Sì, ma penso in generale perché ero straniero, non perché ero italiano. Tante volte le persone non lo dicevano, però ti facevano sentire diverso, ti evitavano oppure ti guardavano stranamente. Da altri invece sono stato accolto molto bene, in maniera molto affettuosa. Oggi, a volte, mi sembra ancora di vivere del razzismo, a Zurigo forse un po’ meno, ma quando si va più fuori, dove l’ambiente è più svizzero, lo avverto. Magari è pure per il mio aspetto, ho capelli e barba neri e lunghi, non lo so… Forse se avessi cappelli corti sarebbe diverso.
Hai il passaporto svizzero?
Sì, sono svizzero. L’ho preso a 29 anni, per non fare il militare in Italia, ma anche perché volevo fare parte della Svizzera, certo all’inizio era strano ma poi avevo anche più possibilità per viaggiare, per stare all’estero ecc. Non me ne pento assolutamente di aver preso il passaporto svizzero, ho fatto pure il servizio civile e devo dire che mi sono divertito molto.
Raccontaci cosa hai fatto nella tua vita…
Dopo l’imbianchino e il contadino, ho lavorato anche in ufficio. In seguito ho fatto la formazione di omeopatia, ho studiato la medicina naturale per quattro anni e ho lasciato l’ufficio. Ho praticato contemporaneamente la scuola di box e lo studio per l’omeopatia, che si sono combinati perfettamente. L’anno scorso però ho smesso con l’omeopatia per mancanza di tempo, la scuola di box mi soddisfa e mi impegna pienamente. Ho sempre fatto sport da combattimento, da quando avevo 15 anni. Ho fatto kung-fu, kickbox, karate, ho anche partecipato ai campionati di karate, poi ho avuto un forte desiderio di praticare pure la box: la box è la migliore! Ho imparato sempre di più ed è diventato sempre più impegnativo.
Così ho aperto la mia prima scuola di box nel 2003 e dal 2008 sono in questo studio.
Lo sport di combattimento comprende tantissime tecniche, stili e varianti. Judo, ad esempio, è più sportivo, più da campionato senza dover per forza far male all’altro, uno sport olimpico che va sotto l’arte di combattimento dove il movimento e la disciplina del corpo stanno più al centro. Io do lezioni di box, ma anche di respirazione, movimenti, non mi limito solo alla box, per me al primo posto c’è il benessere della persona. Ad esempio insegno in un gruppo che chiamo “parco degli animali”, là si impara a muoversi concentrati, si va come animali.
Chi può prendere parte alle tue lezioni?
Ai bambini do solo lezioni private.

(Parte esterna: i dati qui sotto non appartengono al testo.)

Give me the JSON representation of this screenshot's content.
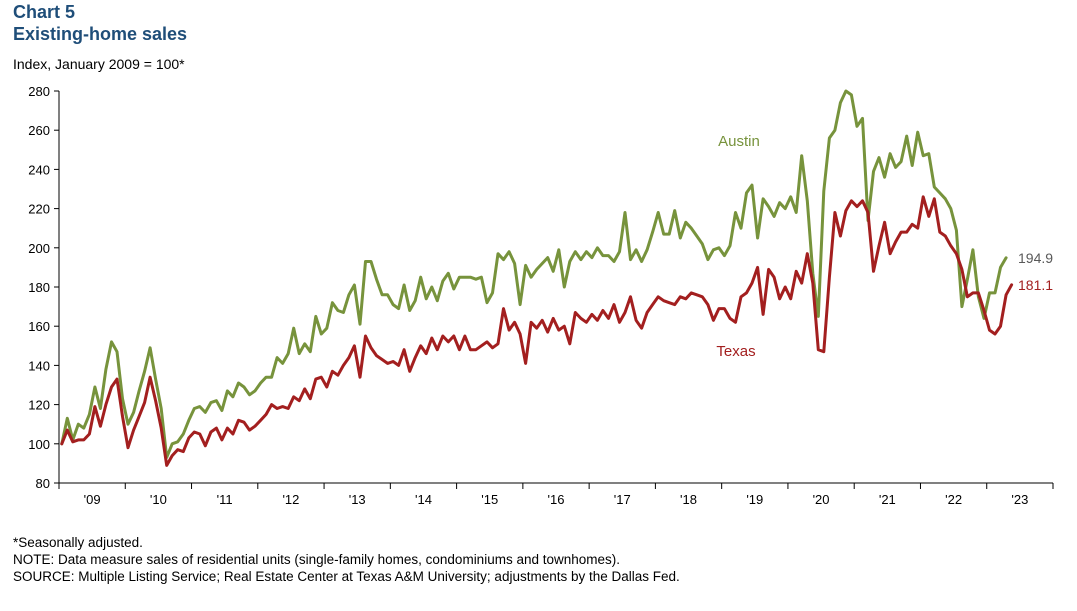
{
  "header": {
    "chart_number": "Chart 5",
    "title": "Existing-home sales",
    "unit_label": "Index,  January 2009 = 100*"
  },
  "footer": {
    "note1": "*Seasonally adjusted.",
    "note2": "NOTE: Data measure sales of residential units (single-family homes, condominiums and townhomes).",
    "note3": "SOURCE: Multiple  Listing Service; Real Estate Center at Texas A&M University;  adjustments by the Dallas Fed."
  },
  "chart_data": {
    "type": "line",
    "title": "Existing-home sales",
    "ylabel": "Index,  January 2009 = 100*",
    "ylim": [
      80,
      280
    ],
    "yticks": [
      80,
      100,
      120,
      140,
      160,
      180,
      200,
      220,
      240,
      260,
      280
    ],
    "x_start": "2009-01",
    "x_end": "2023-06",
    "xtick_labels": [
      "'09",
      "'10",
      "'11",
      "'12",
      "'13",
      "'14",
      "'15",
      "'16",
      "'17",
      "'18",
      "'19",
      "'20",
      "'21",
      "'22",
      "'23"
    ],
    "grid": false,
    "legend": "inline labels",
    "series": [
      {
        "name": "Austin",
        "color": "#77933c",
        "end_label": "194.9",
        "values": [
          100,
          113,
          102,
          110,
          108,
          115,
          129,
          118,
          138,
          152,
          147,
          123,
          110,
          116,
          127,
          137,
          149,
          133,
          118,
          93,
          100,
          101,
          105,
          112,
          118,
          119,
          116,
          121,
          122,
          117,
          127,
          124,
          131,
          129,
          125,
          127,
          131,
          134,
          134,
          144,
          141,
          146,
          159,
          146,
          151,
          147,
          165,
          156,
          159,
          172,
          168,
          167,
          176,
          181,
          161,
          193,
          193,
          184,
          176,
          176,
          171,
          169,
          181,
          168,
          173,
          185,
          174,
          180,
          173,
          183,
          187,
          179,
          185,
          185,
          185,
          184,
          185,
          172,
          177,
          197,
          194,
          198,
          192,
          171,
          191,
          185,
          189,
          192,
          195,
          188,
          199,
          180,
          193,
          198,
          194,
          198,
          195,
          200,
          196,
          196,
          193,
          198,
          218,
          194,
          199,
          193,
          199,
          208,
          218,
          207,
          207,
          219,
          205,
          213,
          210,
          206,
          202,
          194,
          199,
          200,
          196,
          201,
          218,
          210,
          228,
          232,
          205,
          225,
          221,
          216,
          223,
          220,
          226,
          218,
          247,
          224,
          187,
          165,
          229,
          256,
          260,
          274,
          280,
          278,
          262,
          266,
          214,
          239,
          246,
          236,
          248,
          241,
          244,
          257,
          242,
          259,
          247,
          248,
          231,
          228,
          225,
          220,
          209,
          170,
          184,
          199,
          175,
          164,
          177,
          177,
          190,
          194.9
        ]
      },
      {
        "name": "Texas",
        "color": "#a31f1f",
        "end_label": "181.1",
        "values": [
          100,
          107,
          101,
          102,
          102,
          105,
          119,
          109,
          120,
          129,
          133,
          114,
          98,
          107,
          114,
          121,
          134,
          122,
          108,
          89,
          94,
          97,
          96,
          103,
          106,
          105,
          99,
          106,
          108,
          102,
          108,
          105,
          112,
          111,
          107,
          109,
          112,
          115,
          120,
          118,
          119,
          118,
          124,
          122,
          128,
          123,
          133,
          134,
          129,
          137,
          135,
          140,
          144,
          150,
          134,
          155,
          149,
          145,
          143,
          141,
          142,
          140,
          148,
          137,
          144,
          150,
          146,
          154,
          148,
          155,
          152,
          155,
          148,
          155,
          148,
          148,
          150,
          152,
          149,
          151,
          169,
          158,
          162,
          156,
          141,
          162,
          159,
          163,
          157,
          164,
          158,
          160,
          151,
          167,
          164,
          162,
          166,
          163,
          168,
          164,
          171,
          162,
          167,
          175,
          163,
          159,
          167,
          171,
          175,
          173,
          172,
          171,
          175,
          174,
          177,
          176,
          175,
          171,
          163,
          169,
          169,
          164,
          162,
          175,
          177,
          182,
          190,
          166,
          189,
          185,
          174,
          180,
          174,
          188,
          182,
          197,
          182,
          148,
          147,
          185,
          218,
          206,
          219,
          224,
          221,
          224,
          218,
          188,
          201,
          213,
          197,
          203,
          208,
          208,
          212,
          210,
          226,
          216,
          225,
          208,
          206,
          201,
          197,
          189,
          175,
          177,
          177,
          168,
          158,
          156,
          160,
          176,
          181.1
        ]
      }
    ]
  }
}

Ho clienti uomo e donna di tutte le età a partire dall’adolescenza, e ci sono tante donne che vengono.
Ci sono differenze tra uomo e donna in queste discipline?
Nelle lezioni private io mi concentro sulle esigenze della persona, non sul sesso. La lezione è molto individuale, vedo cosa vuole la persona, forza, tecnica, fitness… Quasi nessuno vuole solo la box, da me è previsto un pacchetto dove sono compresi respirazione, mobilità, forza…

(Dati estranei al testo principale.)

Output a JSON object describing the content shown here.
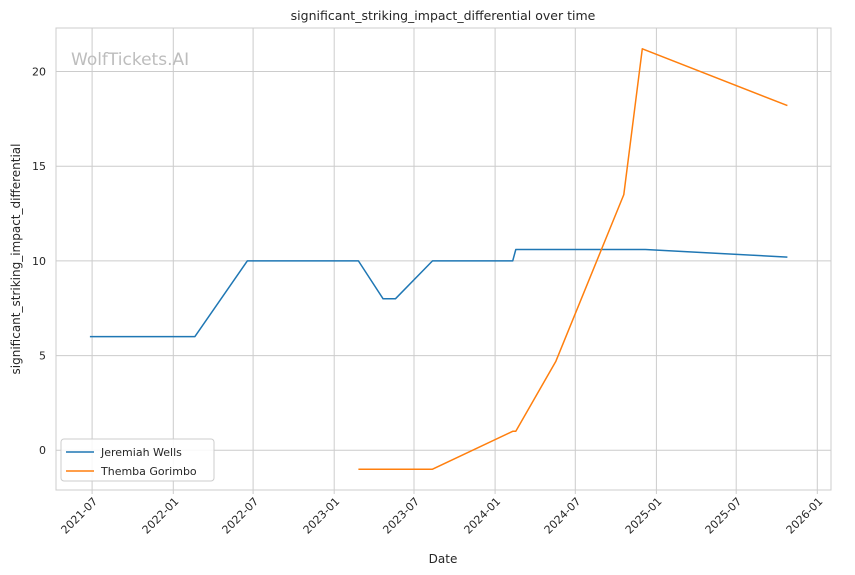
{
  "chart_data": {
    "type": "line",
    "title": "significant_striking_impact_differential over time",
    "xlabel": "Date",
    "ylabel": "significant_striking_impact_differential",
    "watermark": "WolfTickets.AI",
    "x_ticks": [
      "2021-07",
      "2022-01",
      "2022-07",
      "2023-01",
      "2023-07",
      "2024-01",
      "2024-07",
      "2025-01",
      "2025-07",
      "2026-01"
    ],
    "y_ticks": [
      0,
      5,
      10,
      15,
      20
    ],
    "xlim": [
      "2021-04-10",
      "2026-02-01"
    ],
    "ylim": [
      -2.1,
      22.3
    ],
    "grid": true,
    "legend_position": "lower-left",
    "series": [
      {
        "name": "Jeremiah Wells",
        "color": "#1f77b4",
        "points": [
          [
            "2021-06-26",
            6.0
          ],
          [
            "2022-02-19",
            6.0
          ],
          [
            "2022-06-18",
            10.0
          ],
          [
            "2023-02-25",
            10.0
          ],
          [
            "2023-04-22",
            8.0
          ],
          [
            "2023-05-20",
            8.0
          ],
          [
            "2023-08-12",
            10.0
          ],
          [
            "2024-02-10",
            10.0
          ],
          [
            "2024-02-17",
            10.6
          ],
          [
            "2024-12-07",
            10.6
          ],
          [
            "2025-10-25",
            10.2
          ]
        ]
      },
      {
        "name": "Themba Gorimbo",
        "color": "#ff7f0e",
        "points": [
          [
            "2023-02-25",
            -1.0
          ],
          [
            "2023-08-12",
            -1.0
          ],
          [
            "2024-02-10",
            1.0
          ],
          [
            "2024-02-17",
            1.0
          ],
          [
            "2024-05-18",
            4.7
          ],
          [
            "2024-10-19",
            13.5
          ],
          [
            "2024-11-30",
            21.2
          ],
          [
            "2025-10-25",
            18.2
          ]
        ]
      }
    ]
  }
}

Certo si può dire che lo sport è sport, ma come lo yoga ha la propria filosofia, anche la box ce l’ha. Per me è fondamentale essere forte, elastico e conoscere il proprio corpo.
Cosa ti distingue dagli altri centri di box?
Sicuramente che mi prendo il tempo per ogni persona che viene da me. Poi do meno valore solo al combattimento, ma di più al movimento. In gruppo amalgamo entrambi le cose, gli altri forse danno più peso al combattimento, da me si impara anche a non farsi male con i movimenti, a conoscere il proprio corpo, e cosa fare con l’energia… per esser un pugile ci vuole molto di più di saper dare pugni: ci vuole concentrazione, regolarità, allenamenti, precisione… ed è proprio questo che conta, la volontà di farlo!
Io propongo pure “terapia inclusiva di box”, questo è il nome che ho dato io. Prendo elementi dalla box e dal movimento, ma è più un approccio terapeutico, per persone che hanno una crisi, un divorzio, spesso purtroppo anche abusi, insicurezza nella vita, paure. Io posso combinare la parte psicologica con quella fisica.
Hai mai dovuto dire a qualcuno che la box non fa per loro?
Sì, certamente. Purtroppo, devo dire la verità, spesso gli italiani sono mammoni, e mi fa male ammetterlo.
Un’altra cosa che non amo è quando la gente mi fa storie per i costi: spesso si vengono ad informare, quando sentono che il corso costa qualcosa si lamentano, gli italiani non capiscono che non investono solo in me, ma soprattutto in se stessi.